Displaying the lightning pace his car had shown through Friday practice, Hamilton blazed out his fastest lap early in the final round of qualifying and one by one his challengers tried but failed to beat the 2008 world champion’s time.
“I think the first lap was quite good,” he said.
“On the first corner, I had a small oversteer moment but it didn’t cost me any time. The rest of the lap seemed to come together quite well. I pushed a little bit too much in the last corner, but was able to minimise the amount that I lost.”
The Briton last enjoyed two poles in a row in 2009 - in Italy and Singapore - and it will be the first time since 2007 that McLaren have taken the top two spots in qualifying in consecutive races.
“Qualifying has been pretty good to me in the last two races and I can’t complain too much. It’s good for us as a team to be on the front row again,” Button said.
“Lewis did a great lap at the start of Q3 and we edged closer but we couldn’t quite get there.”
Team boss Martin Whitmarsh said both cars went out with a similar set-up and was full of praise for his drivers.
“Lewis did a great first lap, although he locked up into that first corner so he probably could have found about another tenth but he wasn’t going to go out and take any risks,” he said.

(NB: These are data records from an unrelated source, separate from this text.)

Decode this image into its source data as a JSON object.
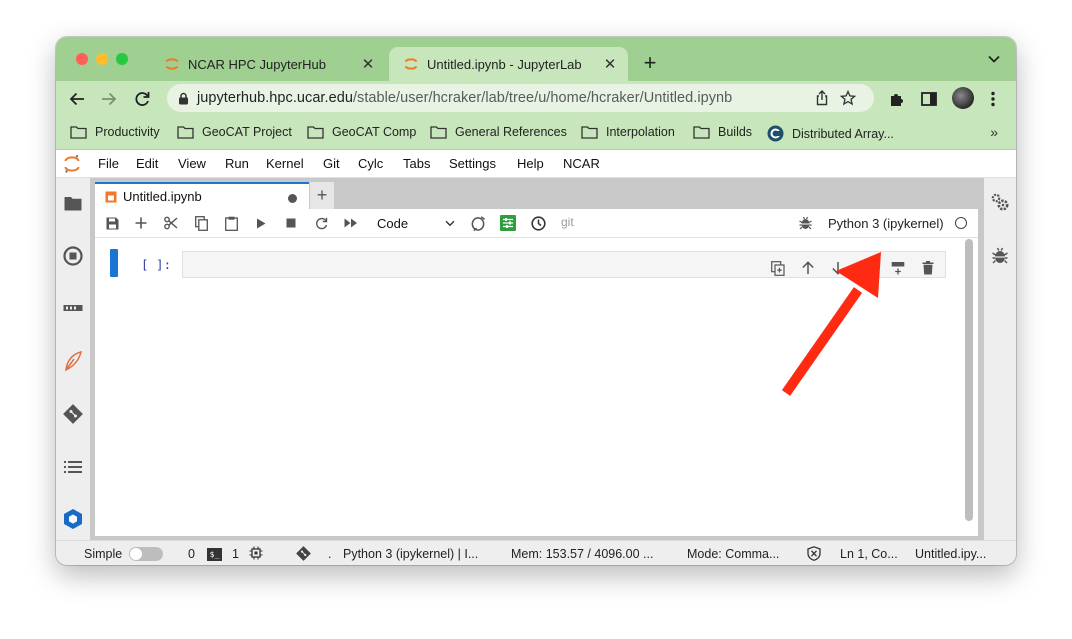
{
  "browser": {
    "tabs": [
      {
        "title": "NCAR HPC JupyterHub",
        "active": false
      },
      {
        "title": "Untitled.ipynb - JupyterLab",
        "active": true
      }
    ],
    "new_tab_label": "+",
    "close_glyph": "✕",
    "address": {
      "host": "jupyterhub.hpc.ucar.edu",
      "path": "/stable/user/hcraker/lab/tree/u/home/hcraker/Untitled.ipynb"
    },
    "bookmarks": [
      {
        "label": "Productivity",
        "icon": "folder-icon"
      },
      {
        "label": "GeoCAT Project",
        "icon": "folder-icon"
      },
      {
        "label": "GeoCAT Comp",
        "icon": "folder-icon"
      },
      {
        "label": "General References",
        "icon": "folder-icon"
      },
      {
        "label": "Interpolation",
        "icon": "folder-icon"
      },
      {
        "label": "Builds",
        "icon": "folder-icon"
      },
      {
        "label": "Distributed Array...",
        "icon": "bookmark-site-icon"
      }
    ],
    "bookmarks_overflow": "»",
    "colors": {
      "frame": "#9fcf91",
      "toolbar": "#c8e6bc"
    }
  },
  "jupyter": {
    "menu": [
      "File",
      "Edit",
      "View",
      "Run",
      "Kernel",
      "Git",
      "Cylc",
      "Tabs",
      "Settings",
      "Help",
      "NCAR"
    ],
    "document_tab": {
      "title": "Untitled.ipynb",
      "add_label": "+"
    },
    "notebook_toolbar": {
      "cell_type": "Code",
      "git_label": "git",
      "kernel_name": "Python 3 (ipykernel)"
    },
    "cell": {
      "prompt": "[ ]:"
    },
    "statusbar": {
      "mode_label": "Simple",
      "terminals_count": "0",
      "terminal_badge": "$_",
      "kernels_count": "1",
      "git_dot": ".",
      "kernel_status": "Python 3 (ipykernel) | I...",
      "memory": "Mem: 153.57 / 4096.00 ...",
      "mode": "Mode: Comma...",
      "position": "Ln 1, Co...",
      "filename": "Untitled.ipy..."
    },
    "colors": {
      "accent": "#1976d2",
      "jupyter_orange": "#f37726",
      "arrow": "#ff2a12"
    }
  }
}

“The time he set there was probably, he thought, going to be good enough to be pole so he just took it easy and they both did a great job.”
With Raikkonen’s demotion to 10th, team mate Romain Grosjean backed up his third-place qualification in Australia with sixth, but Ferrari’s woes continued for the second race in succession.
Double world champion Fernando Alonso did well to make the final round of qualifying to start in eighth behind Nico Rosberg in the other Mercedes, but Felipe Massa failed to make it out of Q2 and will start in 12th.
Schumacher was delighted with his performance and the seven-times world champion felt he had got the most out of his car.
“We are third here and if you look who is behind us and how close everything is going, we can be more than happy with what we achieved and look forward to tomorrow,” the German said.
Vettel is down in fifth place but he is the only driver near the front of the field who will start the race on hard tyres, offering the chance of a longer run before the first round of pit stops.
“There’s not much strategy behind it to be honest, I was struggling on the soft tyres and thought I had a better car on the hard tyres,” the German admitted.
“That’s why I made the call and I think maybe we could have gone a tenth or tenth-and-a-half (of a second) quicker also on the soft tyre but then we went significantly faster on the hard tyre.
“Whether that is an advantage tomorrow...we’ll see.”
Ferrari have spent the first two races of the season in damage-limitation mode and Alonso, who finished fifth in Melbourne, was happy with his overall performance in a sluggish car.
“It was good. Obviously it was tough with the conditions we have now and we are not competitive,” the Spaniard said.
“In Q3 we did one lap as we knew it was not possible to compete with the guys in front so ninth is okay. With Kimi’s penalty it will become eighth, so at the end of the day it is the best result possible.